Marc Ecko is a serial entrepreneur perhaps best known for his clothing brand, Ecko Unlimited, from which the social good campaign draws its name. Ecko is also somewhat of a serial philanthropist with a passion for education reform. Ecko runs a social think tank called Artists and Instigators as well as three in-house charities. Still, education reform has been a passion project for Ecko. "You get two people in a room talking about education reform and you get 20 different opinions," Ecko said. "One of the topics that really breaks down the line between right and wrong rather than "right" and "left" is the issue of corporal punishment in public school systems ... It's conceivable that with all the work I've done in the past decade, that if I could change a law, just get [corporal punishment] banned in one state, two states, then that will be more than all the work I've done with my team and my 501c3s."
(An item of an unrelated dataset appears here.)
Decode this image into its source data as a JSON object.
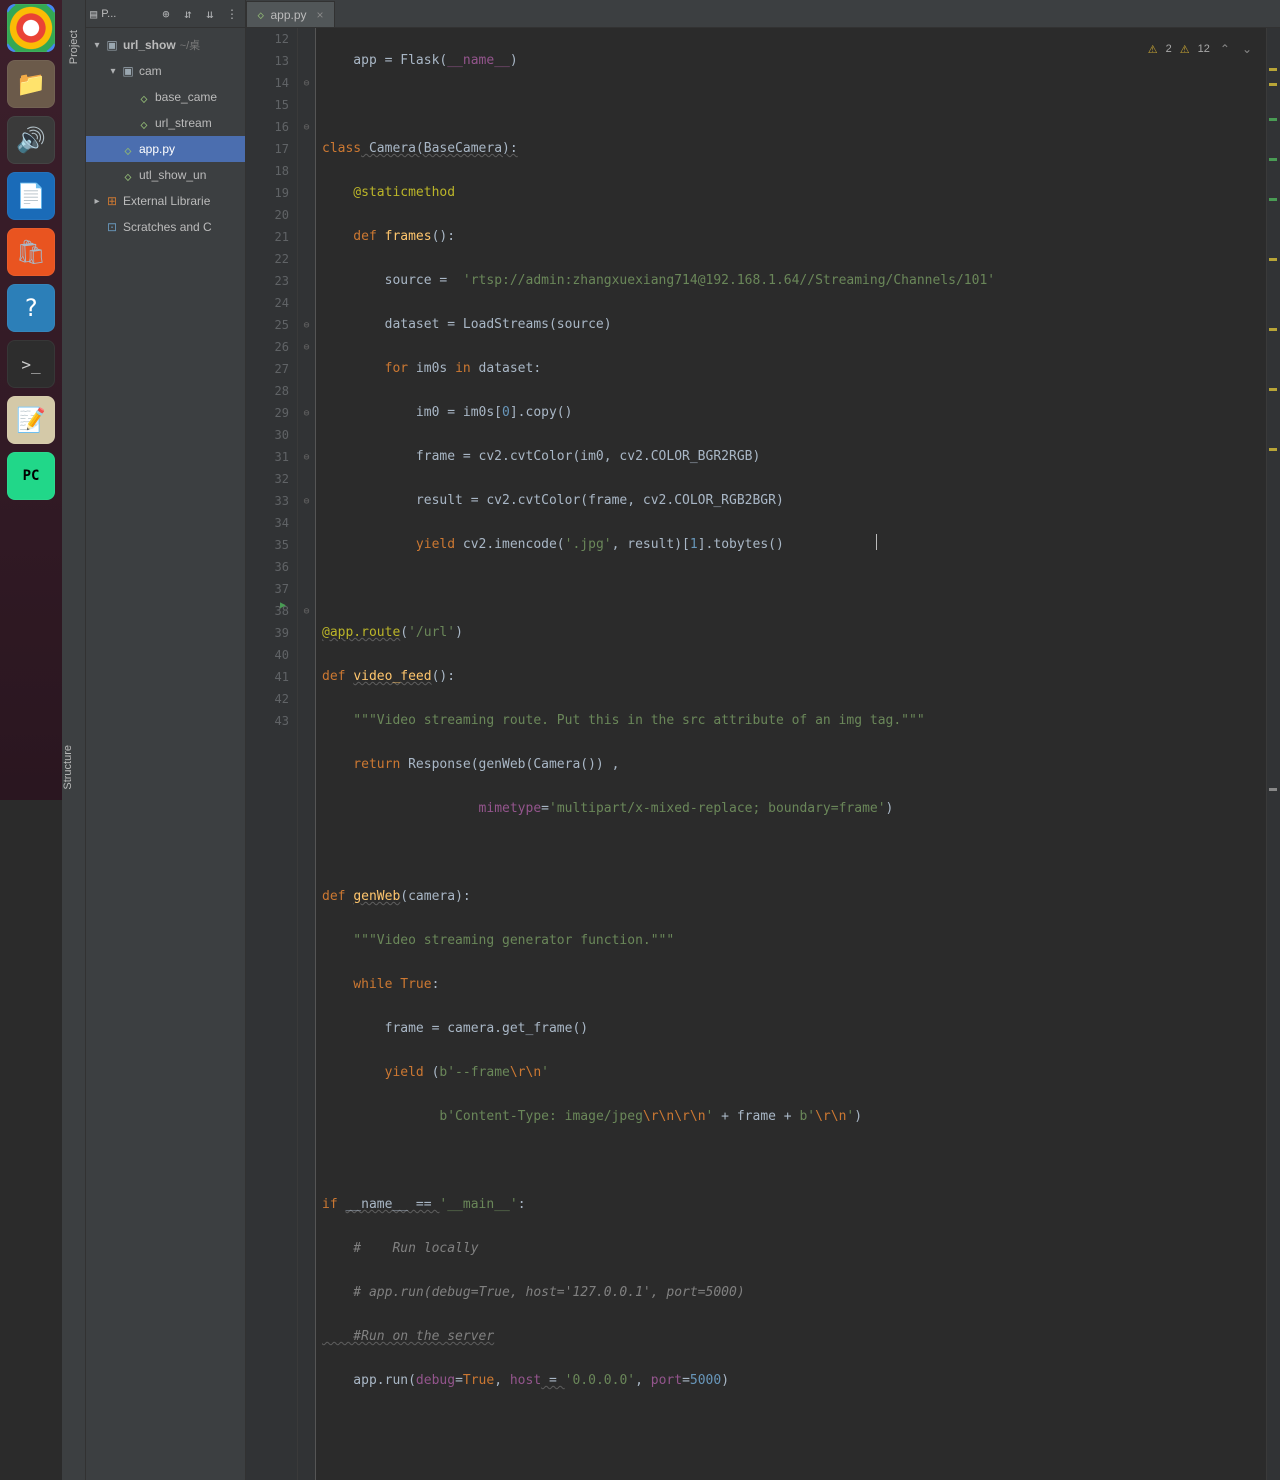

One of the main obstacles to tackling the cause was its low degree of visibility: "We knew we were up against something that was very inside baseball, so how do we make it feel like a food fight with a degree of activism? ... We had to make the interface not like this goofy [corporate social responsibility] thing that's overly face or overly vanilla ... how do we make it so it's exciting?"
Ecko set out to create not just a site to end corporal punishment, but a full-on platform that could be used and developed for any kind of activism campaign. The end result was a site (Unlimited Justice), that could be re-skinned or made into a widget so that Ecko or any other non-profit could load up their cause and use the tools Ecko and his team already developed.
That platform is setting into place a new form of activism that doesn't rely on swathes of money and teams of specialized lobbyists. Ecko said he respected what lobbyists do, but called it the "slow boat" to activating public opinion.
Change occurs because people, connected through social media, start speaking up. "Ultimately, here's the reality," Ecko said. "When the state representatives start getting 50, 100, 200 messages from different people -- of which maybe half of them are constituents who can vote -- then their staffers have to do something about it. It sort of levels up the importance."
While Ecko is proud of the campaign, there's still a lot of tweaking that needs to be done. He's unsure if the game mechanics on the site really helped the end cause besides making it novel. The campaign only spurred legislation in 2 of 20 states where corporal punishment is still allowed.
It raises a problem that plagues online activism: How do you know if your efforts created the change? It's a stumbling block Ecko not only recognized, but embraced. "It's not all us, but we are definitely one of the pieces in the puzzle that if we get critical mass, we could create momentum to drive even more impact and more policy change and more advocacy ... So it's our job to be out there and pound the drum. And it's not that sexy, but you get credit by beating the drum. You can't just talk about it, you have to be about it."